A 5' 4" woman, sorry or man, so yeah, person, would be a better fit in height for the mare though, how would she manage not having such a height above the saddle, a lower centre of gravity would be easier to carry maybe?


----------



## smrobs

Center of gravity doesn't really matter much if a person is plodding around on trails providing that the rider is fluid and balanced themselves, but when you start getting into the higher torque of performance disciplines, it impacts a great deal.

I also guess that this is a great example of why horses that are stocky and compact and heavy are better weight carriers and one shouldn't go strictly by the horse's height.

This filly is only 1 inch shorter than the one in the video...and the saddle belongs to a 6'3 man...and the stirrups are nearly all the way down to her knees LOL.


----------



## tinyliny

smrobs said:


> Center of gravity doesn't really matter much if a person is plodding around on trails providing that the rider is fluid and balanced themselves, but when you start getting into the higher torque of performance disciplines, it impacts a great deal.
> 
> I also guess that this is a great example of why horses that are stocky and compact and heavy are better weight carriers and one shouldn't go strictly by the horse's height.
> 
> This filly is only 1 inch shorter than the one in the video...and the saddle belongs to a 6'3 man...and the stirrups are nearly all the way down to her knees LOL.



that saddle along has got to be at least 40lbs!

that small a horse for such a big man, kind of looks like a kid riding a large dog. I don't know about you, but when I was a kid I used to try to ride my friend's dalmation. I was desperate for a horse, and it's the best I could do.


----------



## Saddlebag

Being too large is more about weight distribution. It's actually a fairly small area on a horse's back that should carry the rider. When obese people ride, their weight distribution is much more forward and behind that area. The man in the video is within the area.


----------



## NorthernMama

Saddlebag, I figured he was that tall.

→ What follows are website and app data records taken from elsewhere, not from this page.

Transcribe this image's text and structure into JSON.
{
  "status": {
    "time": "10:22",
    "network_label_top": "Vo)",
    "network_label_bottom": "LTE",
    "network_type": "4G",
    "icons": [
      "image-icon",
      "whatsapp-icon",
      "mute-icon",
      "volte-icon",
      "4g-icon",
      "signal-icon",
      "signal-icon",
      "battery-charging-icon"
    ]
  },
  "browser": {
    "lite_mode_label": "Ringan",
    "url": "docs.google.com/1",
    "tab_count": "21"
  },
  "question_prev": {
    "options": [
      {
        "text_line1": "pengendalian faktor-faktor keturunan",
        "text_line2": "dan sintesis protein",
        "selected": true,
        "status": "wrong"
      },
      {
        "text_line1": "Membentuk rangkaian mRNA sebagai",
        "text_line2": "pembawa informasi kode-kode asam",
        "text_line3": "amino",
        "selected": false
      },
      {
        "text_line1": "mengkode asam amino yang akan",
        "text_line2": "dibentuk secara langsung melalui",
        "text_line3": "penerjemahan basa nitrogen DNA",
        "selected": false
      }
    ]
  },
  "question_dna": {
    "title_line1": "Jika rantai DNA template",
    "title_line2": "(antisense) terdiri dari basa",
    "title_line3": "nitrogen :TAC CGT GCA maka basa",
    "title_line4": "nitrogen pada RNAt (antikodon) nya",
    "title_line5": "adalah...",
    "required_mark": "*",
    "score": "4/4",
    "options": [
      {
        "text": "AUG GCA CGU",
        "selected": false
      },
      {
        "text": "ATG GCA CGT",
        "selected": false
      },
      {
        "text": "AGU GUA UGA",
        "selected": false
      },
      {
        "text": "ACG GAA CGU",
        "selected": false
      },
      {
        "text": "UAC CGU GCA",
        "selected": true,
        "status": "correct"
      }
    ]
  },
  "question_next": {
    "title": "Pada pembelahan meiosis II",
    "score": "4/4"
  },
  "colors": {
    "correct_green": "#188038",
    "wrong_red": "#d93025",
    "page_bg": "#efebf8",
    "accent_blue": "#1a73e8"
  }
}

I found the for sale posting as well and thought you were out shopping!


----------



## smrobs

tinyliny said:


> that saddle along has got to be at least 40lbs!
> 
> that small a horse for such a big man, kind of looks like a kid riding a large dog. I don't know about you, but when I was a kid I used to try to ride my friend's dalmation. I was desperate for a horse, and it's the best I could do.


Yes, it is a big saddle, but it was the only one with a tree that was narrow enough to _not _sit right down on her withers....and don't worry, _nobody _is riding her yet. She won't even be 2 until April and with as much growing as she needs to do, it will likely be next spring before she sees any sort of saddle work with a rider, maybe longer if she's not matured enough. I had the saddle on there for about 15 minutes and asked her to walk about 5 circles around me just to see how she'd react and to let her see that the saddle wouldn't kill her. :wink:


----------



## Golden Horse

Saddlebag said:


> Being too large is more about weight distribution. It's actually a fairly small area on a horse's back that should carry the rider. When obese people ride, their weight distribution is much more forward and behind that area. The man in the video is within the area.


That is an interesting thought, not sure I'm convinced by the argument, a saddle contains the persons errr assets, so why would their weight distribution be an issue?


----------



## BossHoss

Size wise, I think the man is a fine size. I feel like he's kind of tall, but his leg takes up the barrel in a way ok enough for me to find this passable. 

There's just something that makes me think he rocks around a lot more because he's a taller fella, whereas I think he'd rock less if he were on a taller horse, and the height of the top of his head closer to its back. 

The horse seems 100% fine with all this too, so there's that.


----------



## trailhorserider

I'm late to all of this, but my impression is he is not too big as someone training the horse or riding it now and then. But, if he were purchasing a horse for himself, I think he would be better matched with a larger horse.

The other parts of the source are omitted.